Women had never competed in the 400m hurdles at the Olympic Games prior to Los Angeles in 1984, and in becoming the inaugural winner El Moutawakel’s win was as impressive as it was unexpected.
The absence of the world-leading Eastern Bloc countries meant the field for the event was wide open, and the best times in the qualifying rounds were set by American Judi Brown and Ann-Louise Skoglund.
El Moutawakel, who had failed to qualify for the semi-finals at the world championships in Helsinki the previous year, won her heat easily enough but was some way behind the best in terms of time.
The African champion was in by far the fastest of the semi-finals and her third place behind Skoglund was comfortable enough but it looked like she had a lot of class to make up on the leading candidates.

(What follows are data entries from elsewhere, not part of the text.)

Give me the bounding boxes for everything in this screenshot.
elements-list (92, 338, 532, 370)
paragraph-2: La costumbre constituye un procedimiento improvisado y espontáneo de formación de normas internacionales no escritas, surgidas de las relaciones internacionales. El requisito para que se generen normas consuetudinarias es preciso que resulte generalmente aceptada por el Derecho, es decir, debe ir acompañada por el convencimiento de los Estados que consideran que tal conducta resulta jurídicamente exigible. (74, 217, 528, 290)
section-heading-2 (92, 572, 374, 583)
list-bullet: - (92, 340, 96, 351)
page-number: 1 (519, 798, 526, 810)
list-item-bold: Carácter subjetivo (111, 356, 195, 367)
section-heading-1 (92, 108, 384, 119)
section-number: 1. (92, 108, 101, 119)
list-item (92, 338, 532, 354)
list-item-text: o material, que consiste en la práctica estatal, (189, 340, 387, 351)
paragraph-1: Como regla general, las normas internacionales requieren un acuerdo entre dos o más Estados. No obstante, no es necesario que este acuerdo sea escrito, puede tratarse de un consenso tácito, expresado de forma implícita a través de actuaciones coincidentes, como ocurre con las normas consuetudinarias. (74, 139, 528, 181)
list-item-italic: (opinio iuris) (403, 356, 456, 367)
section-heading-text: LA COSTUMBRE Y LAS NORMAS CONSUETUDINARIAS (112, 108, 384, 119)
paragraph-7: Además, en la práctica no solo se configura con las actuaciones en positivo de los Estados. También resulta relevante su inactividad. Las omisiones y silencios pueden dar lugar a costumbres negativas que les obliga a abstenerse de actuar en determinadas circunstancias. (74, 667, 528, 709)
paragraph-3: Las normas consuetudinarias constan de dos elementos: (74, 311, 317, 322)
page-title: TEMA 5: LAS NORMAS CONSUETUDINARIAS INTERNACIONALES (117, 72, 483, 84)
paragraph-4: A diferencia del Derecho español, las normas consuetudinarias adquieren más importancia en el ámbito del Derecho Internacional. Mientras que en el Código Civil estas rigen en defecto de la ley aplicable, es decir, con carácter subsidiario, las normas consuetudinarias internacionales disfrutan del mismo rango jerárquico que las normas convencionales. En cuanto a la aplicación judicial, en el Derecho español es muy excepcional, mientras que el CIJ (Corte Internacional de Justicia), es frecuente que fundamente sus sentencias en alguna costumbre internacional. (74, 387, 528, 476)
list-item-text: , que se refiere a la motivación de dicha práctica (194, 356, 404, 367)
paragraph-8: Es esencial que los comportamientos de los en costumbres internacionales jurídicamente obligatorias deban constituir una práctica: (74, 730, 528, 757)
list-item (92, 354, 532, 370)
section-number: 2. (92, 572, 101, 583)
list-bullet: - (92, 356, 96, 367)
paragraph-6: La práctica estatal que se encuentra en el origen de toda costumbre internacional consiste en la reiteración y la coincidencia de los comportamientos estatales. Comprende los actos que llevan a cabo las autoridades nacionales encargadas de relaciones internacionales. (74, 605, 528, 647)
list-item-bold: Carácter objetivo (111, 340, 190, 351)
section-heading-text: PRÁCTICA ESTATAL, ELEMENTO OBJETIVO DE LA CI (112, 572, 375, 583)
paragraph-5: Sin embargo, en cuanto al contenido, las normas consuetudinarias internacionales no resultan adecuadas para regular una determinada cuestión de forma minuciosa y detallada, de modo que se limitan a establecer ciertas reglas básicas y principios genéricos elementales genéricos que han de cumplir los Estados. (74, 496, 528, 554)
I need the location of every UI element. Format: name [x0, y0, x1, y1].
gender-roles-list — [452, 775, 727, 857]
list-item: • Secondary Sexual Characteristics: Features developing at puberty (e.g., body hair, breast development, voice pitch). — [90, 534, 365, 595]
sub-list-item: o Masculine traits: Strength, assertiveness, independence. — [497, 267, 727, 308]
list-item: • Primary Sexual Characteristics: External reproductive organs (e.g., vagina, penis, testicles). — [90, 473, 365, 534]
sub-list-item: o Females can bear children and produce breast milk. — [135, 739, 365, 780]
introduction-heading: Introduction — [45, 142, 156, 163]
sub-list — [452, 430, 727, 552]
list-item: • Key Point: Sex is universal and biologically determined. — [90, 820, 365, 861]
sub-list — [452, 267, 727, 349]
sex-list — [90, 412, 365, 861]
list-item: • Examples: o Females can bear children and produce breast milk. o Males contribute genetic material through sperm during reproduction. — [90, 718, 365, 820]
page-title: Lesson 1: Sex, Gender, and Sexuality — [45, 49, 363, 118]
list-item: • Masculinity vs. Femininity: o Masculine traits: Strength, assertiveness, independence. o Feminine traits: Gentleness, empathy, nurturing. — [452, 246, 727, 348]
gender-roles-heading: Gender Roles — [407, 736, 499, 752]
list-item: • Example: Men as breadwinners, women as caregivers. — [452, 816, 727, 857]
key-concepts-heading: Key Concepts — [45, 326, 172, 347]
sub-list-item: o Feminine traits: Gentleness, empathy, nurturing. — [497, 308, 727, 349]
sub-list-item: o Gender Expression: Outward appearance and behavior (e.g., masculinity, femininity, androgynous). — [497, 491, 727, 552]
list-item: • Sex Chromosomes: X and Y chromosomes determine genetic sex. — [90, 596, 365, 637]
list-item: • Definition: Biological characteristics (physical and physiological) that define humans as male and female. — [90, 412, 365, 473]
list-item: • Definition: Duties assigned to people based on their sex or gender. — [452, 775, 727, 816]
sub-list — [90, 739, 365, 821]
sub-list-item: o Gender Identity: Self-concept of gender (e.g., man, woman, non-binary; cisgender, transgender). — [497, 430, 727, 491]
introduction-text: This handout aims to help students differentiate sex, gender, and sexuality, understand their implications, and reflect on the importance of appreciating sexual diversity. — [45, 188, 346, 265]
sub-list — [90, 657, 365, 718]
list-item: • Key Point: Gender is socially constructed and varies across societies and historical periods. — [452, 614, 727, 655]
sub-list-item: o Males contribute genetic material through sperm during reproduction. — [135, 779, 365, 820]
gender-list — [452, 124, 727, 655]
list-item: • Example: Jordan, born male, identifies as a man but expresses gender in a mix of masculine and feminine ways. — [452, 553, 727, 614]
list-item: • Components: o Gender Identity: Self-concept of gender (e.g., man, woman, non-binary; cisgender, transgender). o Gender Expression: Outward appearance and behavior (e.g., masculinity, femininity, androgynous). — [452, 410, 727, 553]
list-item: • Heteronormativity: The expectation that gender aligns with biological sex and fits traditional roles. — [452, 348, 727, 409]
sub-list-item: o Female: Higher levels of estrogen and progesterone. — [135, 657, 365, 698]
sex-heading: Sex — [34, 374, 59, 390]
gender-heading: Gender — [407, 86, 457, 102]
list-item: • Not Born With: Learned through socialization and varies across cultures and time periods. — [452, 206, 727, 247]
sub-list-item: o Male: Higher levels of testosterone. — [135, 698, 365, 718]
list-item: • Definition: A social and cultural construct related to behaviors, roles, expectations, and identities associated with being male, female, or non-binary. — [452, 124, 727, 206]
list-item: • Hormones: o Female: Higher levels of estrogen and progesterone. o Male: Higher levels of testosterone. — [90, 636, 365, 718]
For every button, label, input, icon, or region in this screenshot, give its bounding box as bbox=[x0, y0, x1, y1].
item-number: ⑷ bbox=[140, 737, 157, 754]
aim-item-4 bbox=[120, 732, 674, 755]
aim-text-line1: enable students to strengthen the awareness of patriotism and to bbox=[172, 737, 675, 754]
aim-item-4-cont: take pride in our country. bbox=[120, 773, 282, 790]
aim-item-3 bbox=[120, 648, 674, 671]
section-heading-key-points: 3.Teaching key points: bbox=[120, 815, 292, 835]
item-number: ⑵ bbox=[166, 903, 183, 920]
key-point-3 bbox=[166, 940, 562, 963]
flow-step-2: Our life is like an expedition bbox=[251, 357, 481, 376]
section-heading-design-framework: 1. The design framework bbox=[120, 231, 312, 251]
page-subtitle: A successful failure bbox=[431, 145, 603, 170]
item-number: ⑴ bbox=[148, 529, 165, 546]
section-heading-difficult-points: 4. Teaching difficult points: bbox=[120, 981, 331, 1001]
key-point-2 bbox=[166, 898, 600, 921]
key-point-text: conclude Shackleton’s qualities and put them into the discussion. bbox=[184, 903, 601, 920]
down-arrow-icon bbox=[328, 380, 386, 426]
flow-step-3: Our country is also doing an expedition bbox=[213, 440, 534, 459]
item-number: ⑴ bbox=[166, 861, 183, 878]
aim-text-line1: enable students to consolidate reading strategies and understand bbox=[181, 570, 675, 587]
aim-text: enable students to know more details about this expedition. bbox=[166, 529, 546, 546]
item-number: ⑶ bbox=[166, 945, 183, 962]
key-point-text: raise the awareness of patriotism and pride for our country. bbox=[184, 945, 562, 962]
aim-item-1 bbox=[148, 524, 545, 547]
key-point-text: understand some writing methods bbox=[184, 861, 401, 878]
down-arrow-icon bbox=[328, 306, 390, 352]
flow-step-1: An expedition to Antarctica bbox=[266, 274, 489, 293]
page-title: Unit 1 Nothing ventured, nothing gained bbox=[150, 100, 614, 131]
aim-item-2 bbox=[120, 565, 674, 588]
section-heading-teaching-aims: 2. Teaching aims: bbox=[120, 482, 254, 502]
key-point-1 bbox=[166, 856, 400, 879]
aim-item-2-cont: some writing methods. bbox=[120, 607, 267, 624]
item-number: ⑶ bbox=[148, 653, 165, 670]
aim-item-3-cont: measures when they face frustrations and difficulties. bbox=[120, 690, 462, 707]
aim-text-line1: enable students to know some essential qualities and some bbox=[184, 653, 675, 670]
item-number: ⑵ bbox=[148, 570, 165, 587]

It was a beautiful day in the Memorial Coliseum for the final and from the moment the starter’s pistol sounded there looked like only one winner.
She chased down her rivals on the back straight and only a slight stutter on the hurdle at the last bend looked like unsettling her run to the gold medal.
With millions watching back in her home town of Casablanca, she thrust her arms into the air as she crossed the line a good five metres ahead of Brown in second place.
As she milked the crowd’s applause, scenes of wild jubilation broke out in Morocco as she became her country’s first ever female gold medallist at an Olympics as well as being the first Muslim woman to triumph.
She has gone on to have a stellar career once she hung up her running spikes, becoming a council member at the IAAF and a senior member of the International Olympic Committee.